Is Wikipedia reliable? How do you distinguish fact from rumor? What news source is trustworthy? From social media posts to “citizen journalist” reports to traditional news media, today’s media consumers face questions about the origins, reliability and attribution of information everywhere they turn. This workshop introduces media consumers to tools they can use to deconstruct the information they encounter online, in print, on social media or on TV. Participants will learn about specific strategies and resources they can use to foster increased media literacy skills.
Join us for a special virtual workshop on this topic at the American Center in Moscow on Monday, June 19th at 6:30p.m.! The workshop will be led by Newseum Educator, Adam Lewandowski, who will join us online from Washington D.C. Participants will be provided hands-on tools and worksheets and will work together to discuss these concepts.

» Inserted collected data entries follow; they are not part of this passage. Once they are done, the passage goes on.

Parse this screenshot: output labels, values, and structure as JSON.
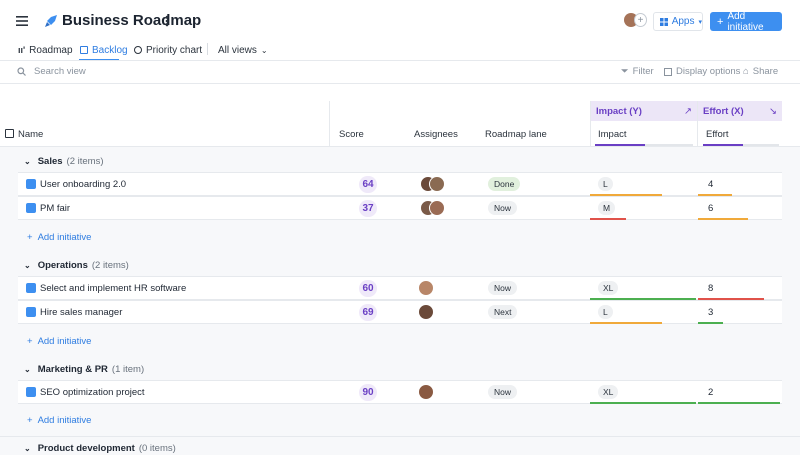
{
  "header": {
    "title": "Business Roadmap",
    "apps_label": "Apps",
    "add_initiative_label": "Add initiative"
  },
  "tabs": [
    {
      "label": "Roadmap"
    },
    {
      "label": "Backlog"
    },
    {
      "label": "Priority chart"
    },
    {
      "label": "All views"
    }
  ],
  "toolbar": {
    "search_placeholder": "Search view",
    "filter_label": "Filter",
    "display_options_label": "Display options",
    "share_label": "Share"
  },
  "columns": {
    "name": "Name",
    "score": "Score",
    "assignees": "Assignees",
    "roadmap_lane": "Roadmap lane",
    "impact_group": "Impact (Y)",
    "effort_group": "Effort (X)",
    "impact": "Impact",
    "effort": "Effort"
  },
  "groups": [
    {
      "name": "Sales",
      "count": "(2 items)",
      "add_label": "Add initiative",
      "rows": [
        {
          "name": "User onboarding 2.0",
          "score": "64",
          "lane": "Done",
          "impact": "L",
          "effort": "4"
        },
        {
          "name": "PM fair",
          "score": "37",
          "lane": "Now",
          "impact": "M",
          "effort": "6"
        }
      ]
    },
    {
      "name": "Operations",
      "count": "(2 items)",
      "add_label": "Add initiative",
      "rows": [
        {
          "name": "Select and implement HR software",
          "score": "60",
          "lane": "Now",
          "impact": "XL",
          "effort": "8"
        },
        {
          "name": "Hire sales manager",
          "score": "69",
          "lane": "Next",
          "impact": "L",
          "effort": "3"
        }
      ]
    },
    {
      "name": "Marketing & PR",
      "count": "(1 item)",
      "add_label": "Add initiative",
      "rows": [
        {
          "name": "SEO optimization project",
          "score": "90",
          "lane": "Now",
          "impact": "XL",
          "effort": "2"
        }
      ]
    },
    {
      "name": "Product development",
      "count": "(0 items)"
    }
  ],
  "colors": {
    "accent": "#3d8ff0",
    "score_purple": "#6a3fc4",
    "green": "#4caf50",
    "orange": "#f0a93a",
    "red": "#e0524a"
  }
}
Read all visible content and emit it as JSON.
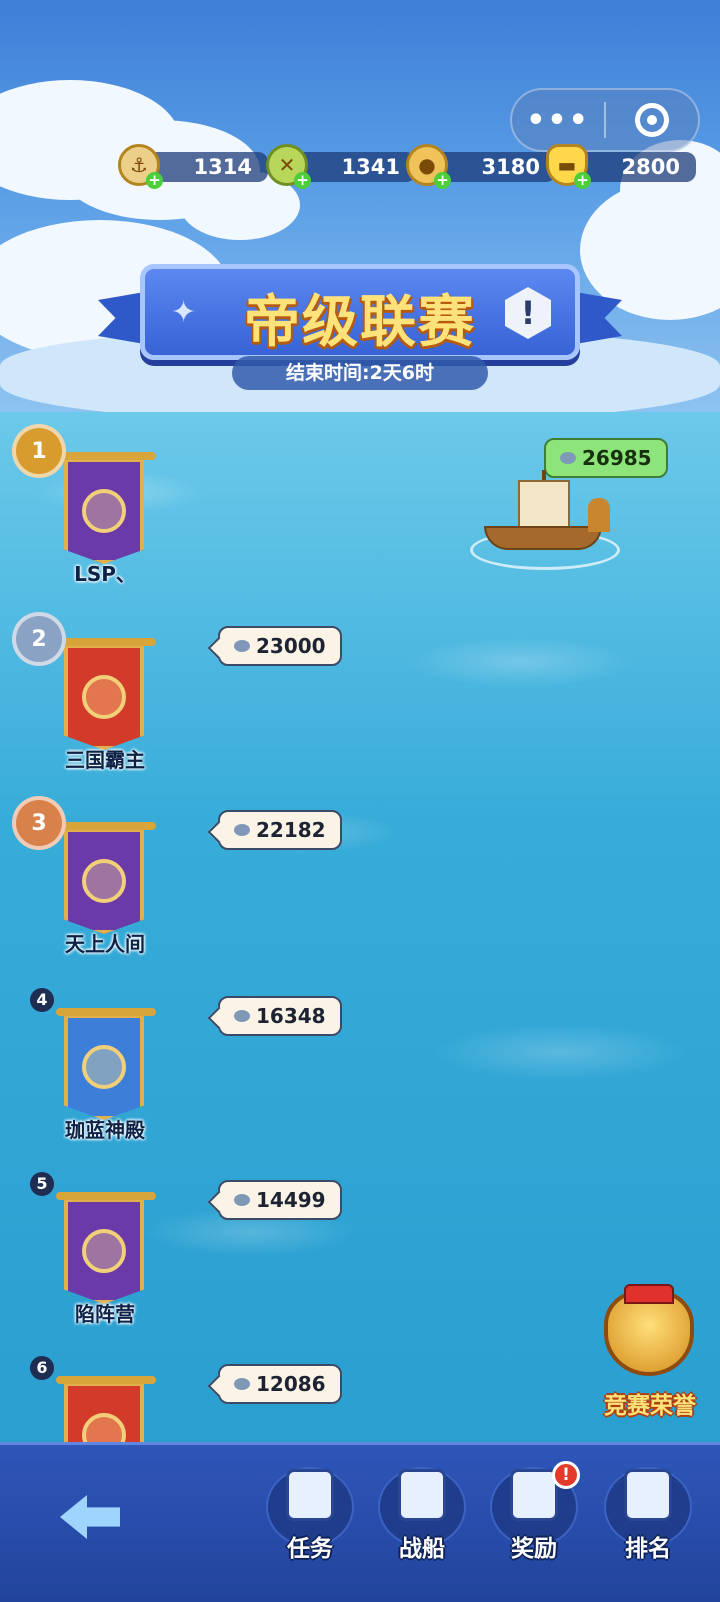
{
  "capsule": {
    "more_icon": "more-dots-icon",
    "close_icon": "target-icon"
  },
  "resources": [
    {
      "name": "anchor",
      "icon": "anchor-icon",
      "value": "1314",
      "color": "#c9a34a"
    },
    {
      "name": "compass",
      "icon": "compass-icon",
      "value": "1341",
      "color": "#8cb83a"
    },
    {
      "name": "coin",
      "icon": "coin-icon",
      "value": "3180",
      "color": "#e2a93a"
    },
    {
      "name": "ingot",
      "icon": "gold-ingot-icon",
      "value": "2800",
      "color": "#f3c02e"
    }
  ],
  "header": {
    "title": "帝级联赛",
    "end_time": "结束时间:2天6时"
  },
  "ship": {
    "score": "26985"
  },
  "rankings": [
    {
      "rank": "1",
      "team": "LSP、",
      "score": "",
      "flag_color": "#6a3aa8",
      "medal_color": "#d89b2e"
    },
    {
      "rank": "2",
      "team": "三国霸主",
      "score": "23000",
      "flag_color": "#d23b2a",
      "medal_color": "#8aa2c4"
    },
    {
      "rank": "3",
      "team": "天上人间",
      "score": "22182",
      "flag_color": "#6a3aa8",
      "medal_color": "#d9814a"
    },
    {
      "rank": "4",
      "team": "珈蓝神殿",
      "score": "16348",
      "flag_color": "#3d7fd8"
    },
    {
      "rank": "5",
      "team": "陷阵营",
      "score": "14499",
      "flag_color": "#6a3aa8"
    },
    {
      "rank": "6",
      "team": "",
      "score": "12086",
      "flag_color": "#d23b2a"
    }
  ],
  "honor": {
    "label": "竞赛荣誉"
  },
  "nav": {
    "back_icon": "back-arrow-icon",
    "items": [
      {
        "label": "任务",
        "icon": "scroll-icon"
      },
      {
        "label": "战船",
        "icon": "warship-icon"
      },
      {
        "label": "奖励",
        "icon": "treasure-chest-icon",
        "badge": "!"
      },
      {
        "label": "排名",
        "icon": "ranking-star-icon"
      }
    ]
  },
  "colors": {
    "sky": "#4f90e0",
    "sea": "#37acd9",
    "bar": "#2e55b9",
    "title_text": "#ffe27a",
    "ship_score_bg": "#8ce47a"
  }
}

Open to all, but may be particularly beneficial to students/professors of journalism and media studies.
This workshop is generously provided to us by Newseum Ed Program, a platform of free online resources provided by Newseum to cultivate the skills to authenticate, analyze and evaluate information from a variety of sources and to provide historical context to current events.
Adam Lewandowski has been a teacher at the Newseum since October 2014 and taught high school American and world history prior to his arrival. He has a bachelor’s degree in history from the University of Virginia, and a master’s degree in history from George Mason University. Adam cares about teaching history to students, teachers, and the general public, as well as helping them learn and use the essential skills needed to interpret today’s media landscape.